The problem reproduces both on our Linux (Debian) servers and on my Windows machine, and with both Java 1.6 and 1.7, so it appears to depend solely on Jetty.

Does anyone have any idea what could be causing this, and if there's something I can do about it?

Answer

Sven picture Sven · Jan 31, 2012

I believe I have found the answer myself, by looking through the Jetty source code. It's actually a complex interplay of the response buffer size, the size of the buffer passed to outStream.write, and whether or not outStream.flush is called (in some situations). The issue is with the way Jetty uses its internal response buffer, and how the data you write to the output is copied to that buffer, and when and how that buffer is flushed.

If the size of the buffer used with outStream.write is equal to the response buffer (I think a multiple also works), or less and outStream.flush is used, then performance is fine. Each write call is then flushed straight to the output, which is fine. However, when the write buffer is larger and not a multiple of the response buffer, this seems to cause some weirdness in how the flushes are handled, causing extra flushes, leading to bad performance.

In the case of chunked transfer encoding, there's an extra kink in the cable. For all but the first chunk, Jetty reserves 12 bytes of the response buffer to contain the chunk size. This means that in my original example with a 64KB write and response buffer, the actual amount of data that fit in the response buffer was only 65524 bytes, so again, parts of the write buffer were spilling into multiple flushes.

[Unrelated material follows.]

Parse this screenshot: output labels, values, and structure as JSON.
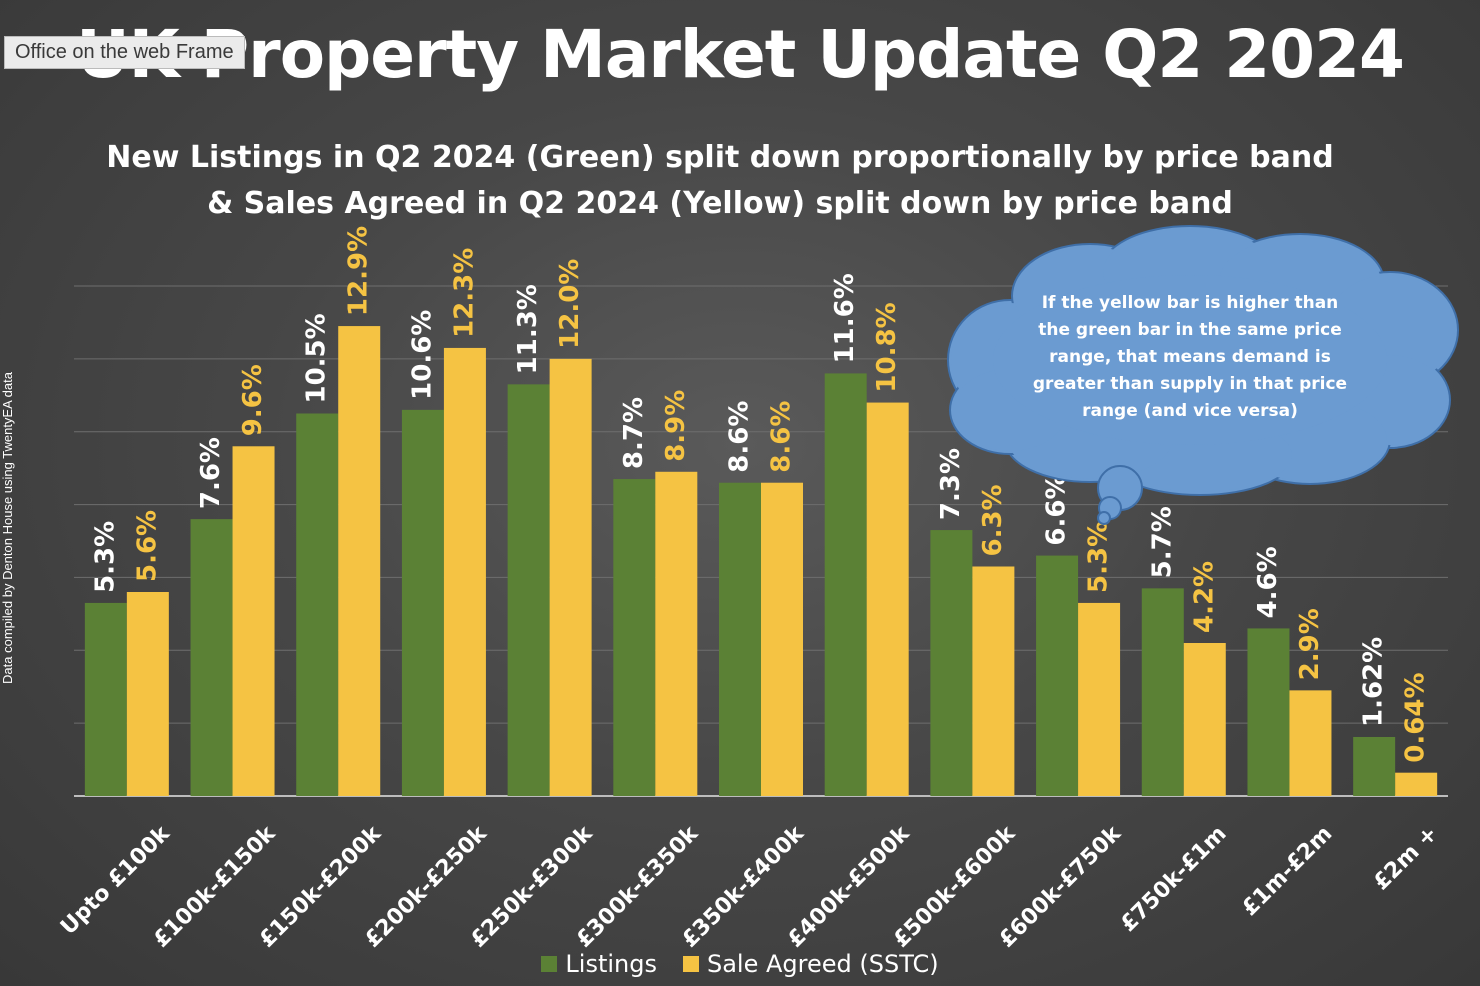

Looking at a captured network trace of this scenario, I see that the first chunk is 64KB, but all subsequent chunks are 65524 bytes. In this case, outStream.flush makes no difference.

When using a 4KB buffer I was seeing fast speeds only when outStream.flush was called. It turns out that resp.setBufferSize will only increase the buffer size, and since the default size is 24KB, resp.setBufferSize(4096) is a no-op. However, I was now writing 4KB pieces of data, which fit in the 24KB buffer even with the reserved 12 bytes, and are then flushed as a 4KB chunk by the outStream.flush call. However, when the call to flush is removed, it will let the buffer fill up, again with 12 bytes spilling into the next chunk because 24 is a multiple of 4.

In conclusion

It seems that to get good performance with Jetty, you must either:

  • When calling setContentLength (no chunked transfer encoding) and use a buffer for write that's the same size as the response buffer size.
  • When using chunked transfer encoding, use a write buffer that's at least 12 bytes smaller than the response buffer size, and call flush after each write.

Note that the performance of the "slow" scenario is still such that you'll likely only see the difference on the local host or very fast (1Gbps or more) network connection.

I guess I should file issue reports against Hadoop and/or Jetty for this.